Selain dimanfaatkan untuk pupuk urea, menurut Jumina, karbon dioksida juga telah digunakan dalam industri farmasi. Salah satunya adalah sebagai bahan obat-obatan yang memiliki komponen aktif aspirin, salbutamol, dan salisilamida yang diproduksi dengan menggunakan asam salisilat sebagai bahan dasarnya.
Terkait dengan telah ditemukannya konversi karbon dioksida menjadi methanol, Jumina juga telah mengembangkan teknologi pengubahan karbon dioksida menjadi produk intermediate dengan batuan logam divalent dan reduksi produk intermediate menjadi metanol melalui hidrogenasi katalitik. Untuk penelitian ini, Jumina bekerja sama dengan PT Madubaru Yogyakarta telah berhasil mengembangkan teknologi konversi karbon dioksida menjadi etanol melalui perlakuan menggunakan pereaksi Grignard diteruskan dengan reduksi menggunakan senyawa boran. “Teknologi ini cukup efisien sebagaimana ditunjukkan oleh konversi totalnya yang mencapai 60-70 persen,” terangnya.

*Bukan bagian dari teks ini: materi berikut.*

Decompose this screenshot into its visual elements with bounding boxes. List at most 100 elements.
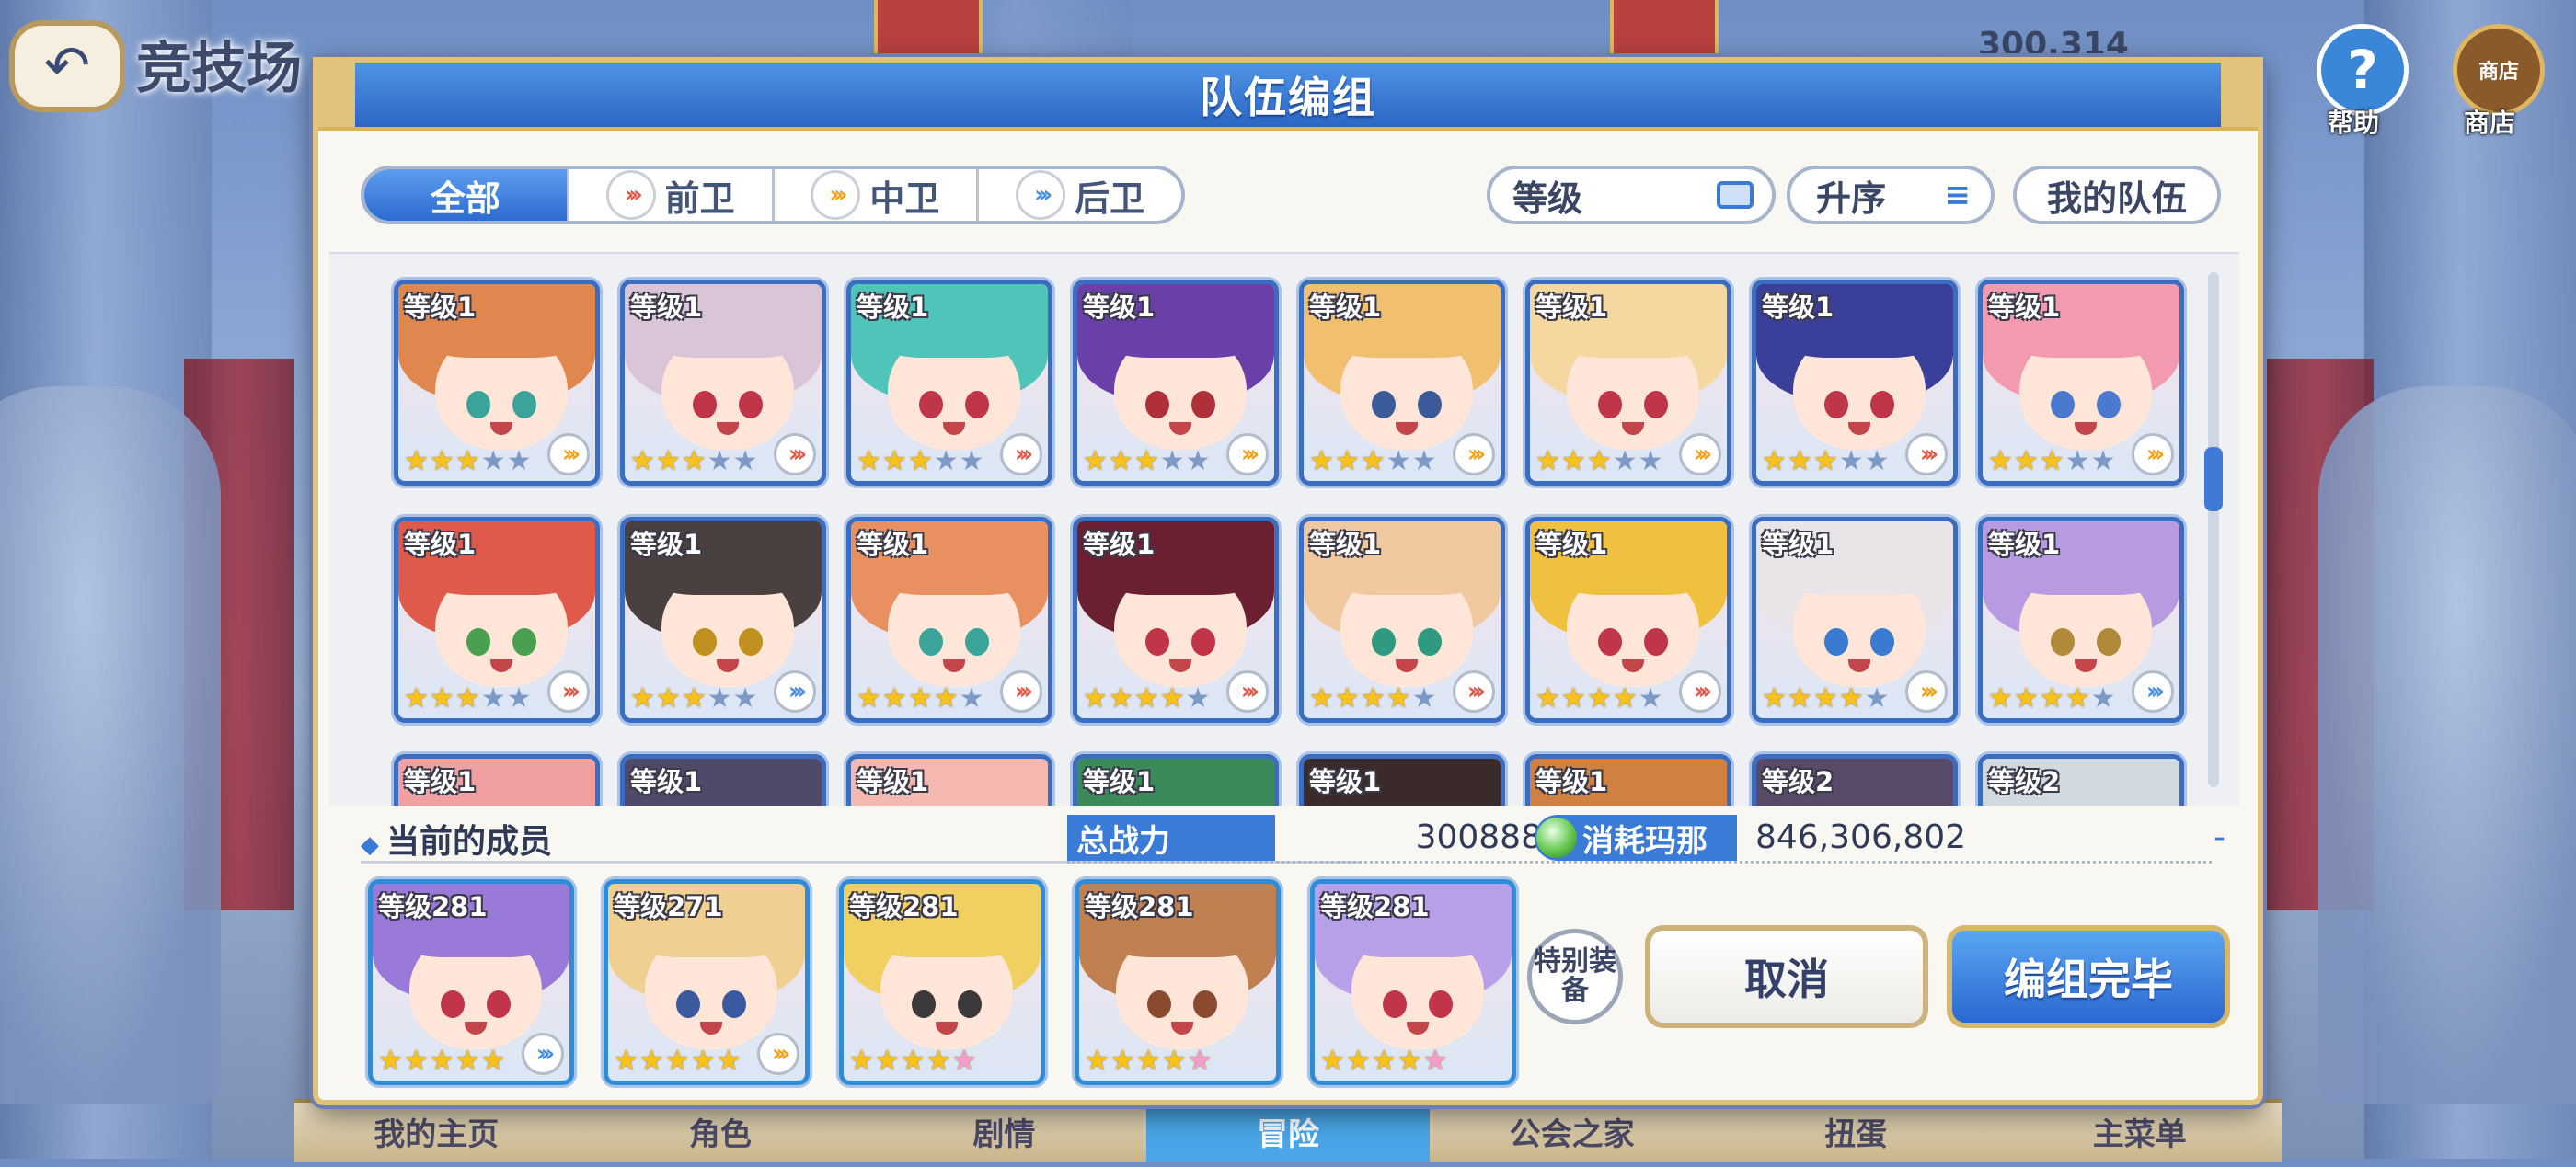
nav-adventure[interactable]: 冒险 <box>1145 1103 1431 1162</box>
nav-main-menu[interactable]: 主菜单 <box>1997 1103 2282 1162</box>
tab-label: 全部 <box>430 177 500 219</box>
bottom-nav: 我的主页 角色 剧情 冒险 公会之家 扭蛋 主菜单 <box>294 1099 2282 1162</box>
star-icon: ★ <box>403 1045 429 1077</box>
star-icon: ★ <box>900 1045 926 1077</box>
character-eye <box>1372 391 1396 418</box>
character-eye <box>1418 391 1442 418</box>
star-rating: ★ ★ ★ ★ ★ <box>404 685 532 713</box>
character-mouth <box>943 659 965 672</box>
nav-home[interactable]: 我的主页 <box>294 1103 579 1162</box>
star-icon: ★ <box>614 1045 638 1077</box>
star-icon: ★ <box>1159 682 1185 715</box>
sort-by-level-button[interactable]: 等级 <box>1487 166 1776 224</box>
character-card[interactable]: 等级1★★★★★››› <box>394 754 600 806</box>
character-card[interactable]: 等级1★★★★★››› <box>1752 280 1958 486</box>
star-icon: ★ <box>1108 445 1133 477</box>
roster-scrollbar[interactable] <box>2204 272 2223 787</box>
level-label: 等级1 <box>857 529 929 560</box>
character-card[interactable]: 等级1★★★★★››› <box>620 517 826 723</box>
help-button[interactable]: ? <box>2317 24 2409 116</box>
character-eye <box>1145 391 1169 418</box>
level-label: 等级1 <box>1535 292 1608 323</box>
star-icon: ★ <box>2013 682 2039 715</box>
character-card[interactable]: 等级1★★★★★››› <box>1525 754 1731 806</box>
total-power-label: 总战力 <box>1067 815 1275 861</box>
star-rating: ★ ★ ★ ★ ★ <box>857 685 984 713</box>
back-button[interactable]: ↶ <box>9 20 125 112</box>
character-mouth <box>717 659 739 672</box>
sort-order-button[interactable]: 升序 ≡ <box>1787 166 1995 224</box>
character-card[interactable]: 等级1★★★★★››› <box>620 754 826 806</box>
special-equipment-button[interactable]: 特别装备 <box>1527 929 1623 1024</box>
character-card[interactable]: 等级1★★★★★››› <box>1525 517 1731 723</box>
character-mouth <box>1848 659 1870 672</box>
character-card[interactable]: 等级1★★★★★››› <box>1299 754 1505 806</box>
character-eye <box>739 391 763 418</box>
character-card[interactable]: 等级1★★★★★››› <box>1525 280 1731 486</box>
nav-characters[interactable]: 角色 <box>579 1103 863 1162</box>
team-member-card[interactable]: 等级281 ★ ★ ★ ★ ★ <box>1075 879 1281 1085</box>
mana-dash: - <box>2214 818 2225 856</box>
character-eye <box>1383 990 1407 1018</box>
character-card[interactable]: 等级1★★★★★››› <box>1299 517 1505 723</box>
tab-front[interactable]: ››› 前卫 <box>569 169 775 221</box>
my-team-label: 我的队伍 <box>2046 177 2187 219</box>
roster-scroll-area[interactable]: 等级1 ★ ★ ★ ★ ★ ››› 等级1 ★ ★ ★ ★ ★ ››› 等级1 ★ ★ ★ ★ ★ ››› 等级1 ★ ★ ★ ★… <box>329 252 2239 806</box>
character-card[interactable]: 等级1★★★★★››› <box>394 280 600 486</box>
star-icon: ★ <box>2090 682 2116 715</box>
character-card[interactable]: 等级1★★★★★››› <box>620 280 826 486</box>
star-icon: ★ <box>480 1045 506 1077</box>
character-card[interactable]: 等级2★★★★★››› <box>1752 754 1958 806</box>
character-card[interactable]: 等级1★★★★★››› <box>1073 517 1279 723</box>
tab-back[interactable]: ››› 后卫 <box>979 169 1181 221</box>
level-label: 等级1 <box>1309 292 1382 323</box>
character-card[interactable]: 等级1★★★★★››› <box>394 517 600 723</box>
star-icon: ★ <box>1309 682 1334 715</box>
back-role-icon: ››› <box>774 670 816 713</box>
shop-button[interactable]: 商店 <box>2453 24 2545 116</box>
team-member-card[interactable]: 等级281 ★ ★ ★ ★ ★ ››› <box>368 879 574 1085</box>
star-icon: ★ <box>857 445 881 477</box>
character-card[interactable]: 等级1★★★★★››› <box>1978 517 2184 723</box>
star-icon: ★ <box>1612 445 1638 477</box>
character-eye <box>919 391 943 418</box>
star-icon: ★ <box>664 1045 690 1077</box>
character-card[interactable]: 等级1★★★★★››› <box>1073 754 1279 806</box>
tab-all[interactable]: 全部 <box>364 169 569 221</box>
formation-complete-button[interactable]: 编组完毕 <box>1947 925 2230 1028</box>
star-icon: ★ <box>732 445 758 477</box>
tab-middle[interactable]: ››› 中卫 <box>775 169 980 221</box>
character-eye <box>1824 391 1848 418</box>
character-mouth <box>717 422 739 435</box>
star-icon: ★ <box>933 445 959 477</box>
character-eye <box>1870 628 1894 656</box>
my-team-button[interactable]: 我的队伍 <box>2013 166 2221 224</box>
character-card[interactable]: 等级1★★★★★››› <box>846 280 1052 486</box>
character-card[interactable]: 等级1★★★★★››› <box>846 517 1052 723</box>
nav-gacha[interactable]: 扭蛋 <box>1714 1103 1998 1162</box>
team-member-card[interactable]: 等级281 ★ ★ ★ ★ ★ <box>1310 879 1516 1085</box>
character-mouth <box>1396 422 1418 435</box>
mana-gem-icon <box>1536 818 1577 858</box>
team-member-card[interactable]: 等级271 ★ ★ ★ ★ ★ ››› <box>604 879 810 1085</box>
character-card[interactable]: 等级1★★★★★››› <box>1299 280 1505 486</box>
character-card[interactable]: 等级1★★★★★››› <box>1978 280 2184 486</box>
scroll-thumb[interactable] <box>2204 447 2223 511</box>
star-icon: ★ <box>638 1045 664 1077</box>
team-member-card[interactable]: 等级281 ★ ★ ★ ★ ★ <box>839 879 1045 1085</box>
character-card[interactable]: 等级2★★★★★››› <box>1978 754 2184 806</box>
star-icon: ★ <box>1838 682 1864 715</box>
nav-story[interactable]: 剧情 <box>862 1103 1146 1162</box>
middle-role-icon: ››› <box>1453 433 1495 475</box>
character-card[interactable]: 等级1★★★★★››› <box>1752 517 1958 723</box>
character-card[interactable]: 等级1★★★★★››› <box>846 754 1052 806</box>
star-icon: ★ <box>1108 682 1133 715</box>
character-card[interactable]: 等级1★★★★★››› <box>1073 280 1279 486</box>
nav-guild-house[interactable]: 公会之家 <box>1430 1103 1714 1162</box>
star-icon: ★ <box>1133 445 1159 477</box>
star-icon: ★ <box>655 682 681 715</box>
character-eye <box>693 628 717 656</box>
star-icon: ★ <box>1762 445 1787 477</box>
cancel-button[interactable]: 取消 <box>1645 925 1928 1028</box>
level-label: 等级1 <box>1762 529 1834 560</box>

Sementara itu, staf pengajar FMIPA UGM, Prof. Dr. Endang Tri Wahyuni, M.S., dalam seminar itu lebih menyoroti pentingnya dilakukan zero emissions, yakni proses peniadaan limbah dalam menghasilkan produk yang diinginkan dalam industri kimia, meskipun diakui proses kimia tidak mungkin berlangsung seratus persen menjadikan semua reaktan menjadi produk dengan tanpa limbah sama sekali. “Zero emission merupakan kebutuhan mendesak, harus dilakukan oleh semua lapisan masyarakat, terutama peneliti dan industri kimia,” ujarnya. (Humas UGM/Gusti Grehenson)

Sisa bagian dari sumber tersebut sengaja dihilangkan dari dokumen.